От подобных предложений отказываться не следовало никогда, слишком мало
радостей было у камнереза в его затянувшейся жизни. Про пасьянс с подобным
названием Федор Кузьмич слышал впервые, но вспомнил, что Рачьим Холуем
называется отмель в низовьях Рифея, где тот, разделяясь на два рукава,
впадает в Кару; на отмели круглый год живут рифейские раки, чью клешню тоже
можно изобразить картами на столе, словом, никаких больших сложностей от
пасьянса приглашенный не предвидел. Старцы отдали распоряжения на вечер и
ночь, потому что лодку Астерий должен подать к шести утра, когда мальчик еще
спать будет, и удалились к Роману раскладывать неслыханный пасьянс в четыре
руки. Нинель была занята оцепеневшей от свалившихся новостей Тоней и ее
мирно заснувшим после прогулки сыном, так что все сборы свалились на Доню и
Варфоломея. Гендер, покормив рабов и приняв у них пять баночек на анализ,
присоединился к сборам.
В половине первого, когда Архонтов Шмель давно уже возвестил о
наступлении нового дня, Федор Кузьмич вышел от хозяина: "первая клешня" у
них сошлась, по этому случаю Роман затребовал графинчик бокряниковой и
что-нибудь легкое на закуску. Пришлось будить Гликерию: шкафчик с настойками
она блюла замком особой невскрываемости, хотя любителей прикладываться ночью
к горлышку в доме не водилось. К часу ночи в доме - кроме Павлика - не спал
ни один человек.

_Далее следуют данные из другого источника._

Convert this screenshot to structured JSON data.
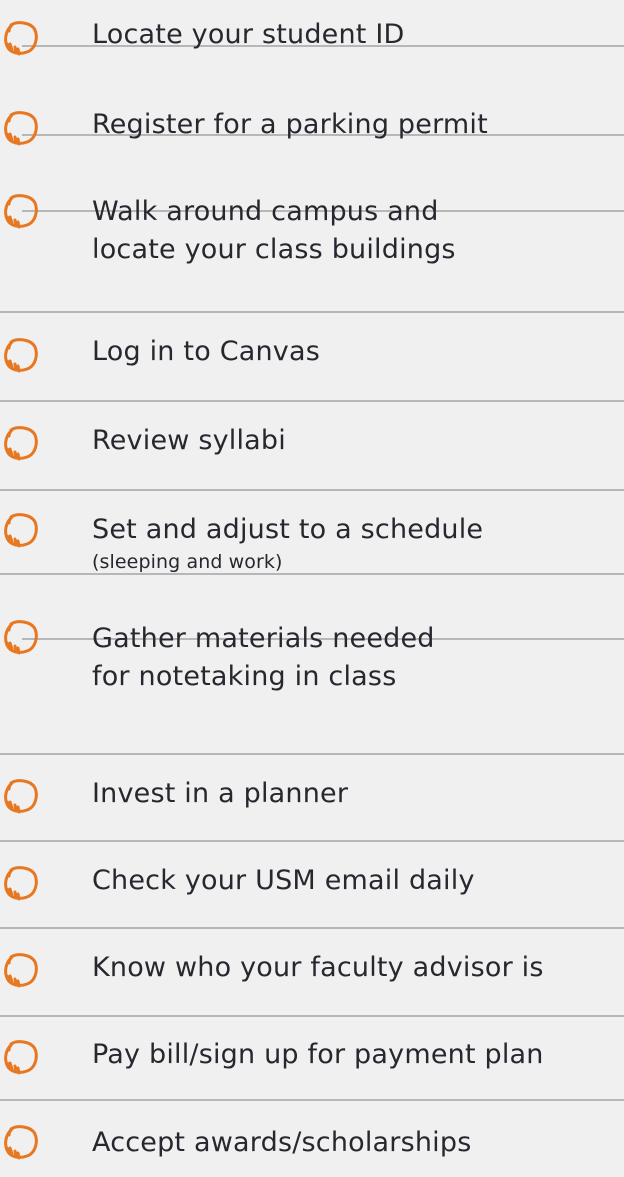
{
  "checklist": {
    "items": [
      {
        "text": "Locate your student ID"
      },
      {
        "text": "Register for a parking permit"
      },
      {
        "line1": "Walk around campus and",
        "line2": "locate your class buildings"
      },
      {
        "text": "Log in to Canvas"
      },
      {
        "text": "Review syllabi"
      },
      {
        "text": "Set and adjust to a schedule",
        "subtext": "(sleeping and work)"
      },
      {
        "line1": "Gather materials needed",
        "line2": "for notetaking in class"
      },
      {
        "text": "Invest in a planner"
      },
      {
        "text": "Check your USM email daily"
      },
      {
        "text": "Know who your faculty advisor is"
      },
      {
        "text": "Pay bill/sign up for payment plan"
      },
      {
        "text": "Accept awards/scholarships"
      }
    ]
  },
  "colors": {
    "checkbox_stroke": "#e87722",
    "rule": "#b7b7b7",
    "text": "#27272f",
    "background": "#f0f0f0"
  },
  "icons": {
    "checkbox": "hand-drawn-checkbox-icon"
  }
}
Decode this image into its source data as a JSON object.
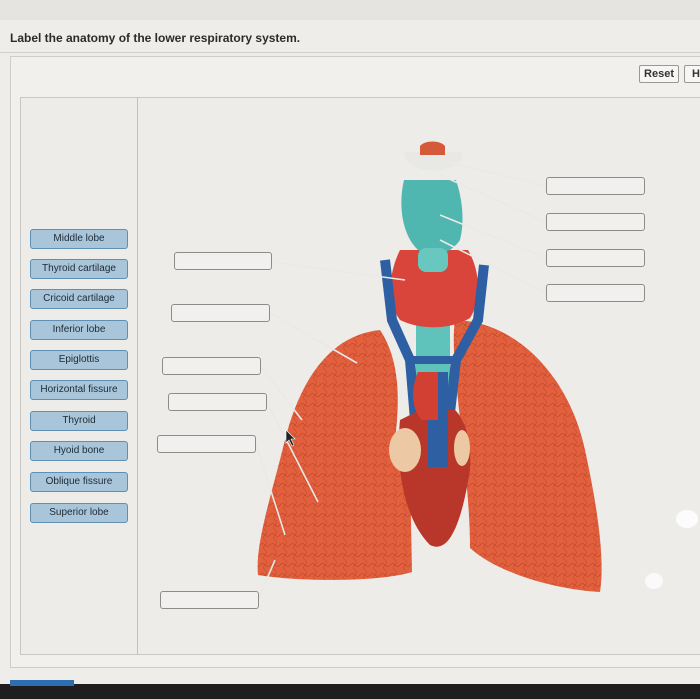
{
  "question": {
    "title": "Label the anatomy of the lower respiratory system."
  },
  "toolbar": {
    "reset_label": "Reset",
    "help_label": "H"
  },
  "label_bank": {
    "labels": [
      "Middle lobe",
      "Thyroid cartilage",
      "Cricoid cartilage",
      "Inferior lobe",
      "Epiglottis",
      "Horizontal fissure",
      "Thyroid",
      "Hyoid bone",
      "Oblique fissure",
      "Superior lobe"
    ]
  },
  "drop_targets": {
    "count": 10,
    "filled": 0
  },
  "image_colors": {
    "lung": "#e2603d",
    "cartilage": "#4fb7b0",
    "vessel": "#2e5fa3",
    "heart": "#b9372a",
    "chip": "#a8c5da"
  }
}
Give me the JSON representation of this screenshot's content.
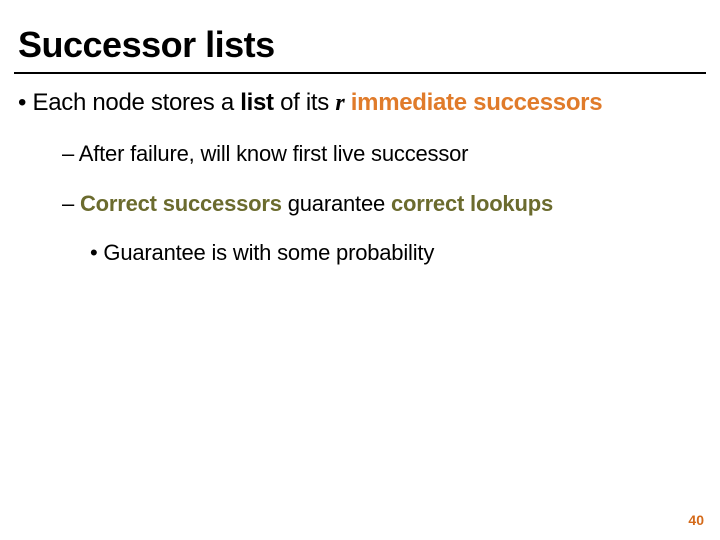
{
  "title": "Successor lists",
  "p1": {
    "pre": "Each node stores a ",
    "list": "list",
    "mid": " of its ",
    "r": "r",
    "post": " immediate successors"
  },
  "s1": "After failure, will know first live successor",
  "s2": {
    "a": "Correct successors",
    "b": " guarantee ",
    "c": "correct lookups"
  },
  "s3": "Guarantee is with some probability",
  "page_number": "40"
}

Федор Кузьмич, прежде чем уйти раскладывать "вторую
клешню", строго сказал Гендеру:
- Завтра, Пол Антиохович, к десяти утра идите в контору "Ергак
Тимофеевич". Пусть подберут шубы из белого соболя. Мальчику, Тоне, словом,
пусть отдадут, сколько есть - мы решим, кому. В горах снег ведь. Вы им не
объясняйте, но шубы нам нужны, шубы... Защитного цвета шубы должны быть. Ну,
вы понимаете.
Гендер понимал, он еще не такое понимал. Он боялся, что в самом скором
времени дому на Саксонской понадобится еще много чего защитного, что белые
собольи шубы - только начало. Прикинул в руке на вес родонитовую трубку
работы мастера Подселенцева и положил ее назад на полку. Вес его вполне
удовлетворил: в случае чего этими пятью фунтами... Да в нужное место под
правильным углом... Не таким еще оборонялись. И вот - до сих пор - сходило с
рук. На всякий случай Пол Гендер, саксонский наймит, перекрестился офенским
крестом, как крестились все киммерийцы, если предчувствовали худое.
18
Бобра б я, пожалуй, съел.
Анджей Сапковский. Кровь эльфов
Город, стоящий на сорока островах, обречен зависеть от своих мостов:
каменных, деревянных, цепных, понтонных, проезжих, пешеходных, трамвайных, -
последних особенно, ибо, хотя линия трамвайная в Киммерионе всего одна, но
длиной она в тридцать пять верст, и без нее с Рифейской стрелки на Лисий
Хвост добираться будешь не два с половиной часа, а как бы не два с половиной
дня. В семи местах вползает трамвай на мост и сползает с него, пять мостов
из семи сложены прочно, очень давно, еще в княжьи века, из блоков рифейского
гранита, привезенного с верховий великой реки. Еще у двух мостов судьба
особая.
Чтобы перебраться с главного острова Киммериона, с Елисеева Поля, на
другой остров, тоже довольно-таки значительный - Куний, нужно как-то
миновать втиснувшийся между ними островок, с незапамятных времен именуемый
Серые Волоки. Трамвай первым вагоном въезжая на этот остров, третьим вагоном
находится еще на Елисеевом поле, а когда последний вагон съедет с этого
моста, то первый уже оказывается посредине горба следующего моста, совсем
немного не дотягивая до Куньего берега, до места, знаменитого своим древним
названием - Срамная набережная. Два моста на Волоки - северный и южный -
никто в Киммерионе не зовет иначе, нежели Сволочь Елисейская и Сволочь
Кунья. Кроме пешеходной дорожки и собственно трамвайных путей остров не
вмещает на себе почти ничего. Мосты, наведенные высокими горбами, занимают
гораздо больше места, чем надо бы, и знающий человек старается ближе к ночи
на этих горбах не оказываться.
"Мост" по-старокиммерийски звучит красиво: "колоша". И так сложилось в
городе, что немногочисленные городские сомжи (иначе говоря, те, кто "С
Определенным Местом Жительства") предпочитают ночевать именно под этими
мостами, оттого в городе их зовут "колошарями", или же Сволочью Серой. За
второе название, считающееся ругательством, можно по первому разу отделаться
штрафом в полмебия, но на второй раз штраф будет ушестерен, а по третьему
разу можно залететь и под конфискацию имущества в пользу оскорбленной
гильдии. Ибо бездомных колошарей объединяет гильдия, называемая колошарской:
добровольно отказавшись от права голоса в архонтсовете, колошари тем не
менее сохранили за собой все прочие права "гильдии бедной".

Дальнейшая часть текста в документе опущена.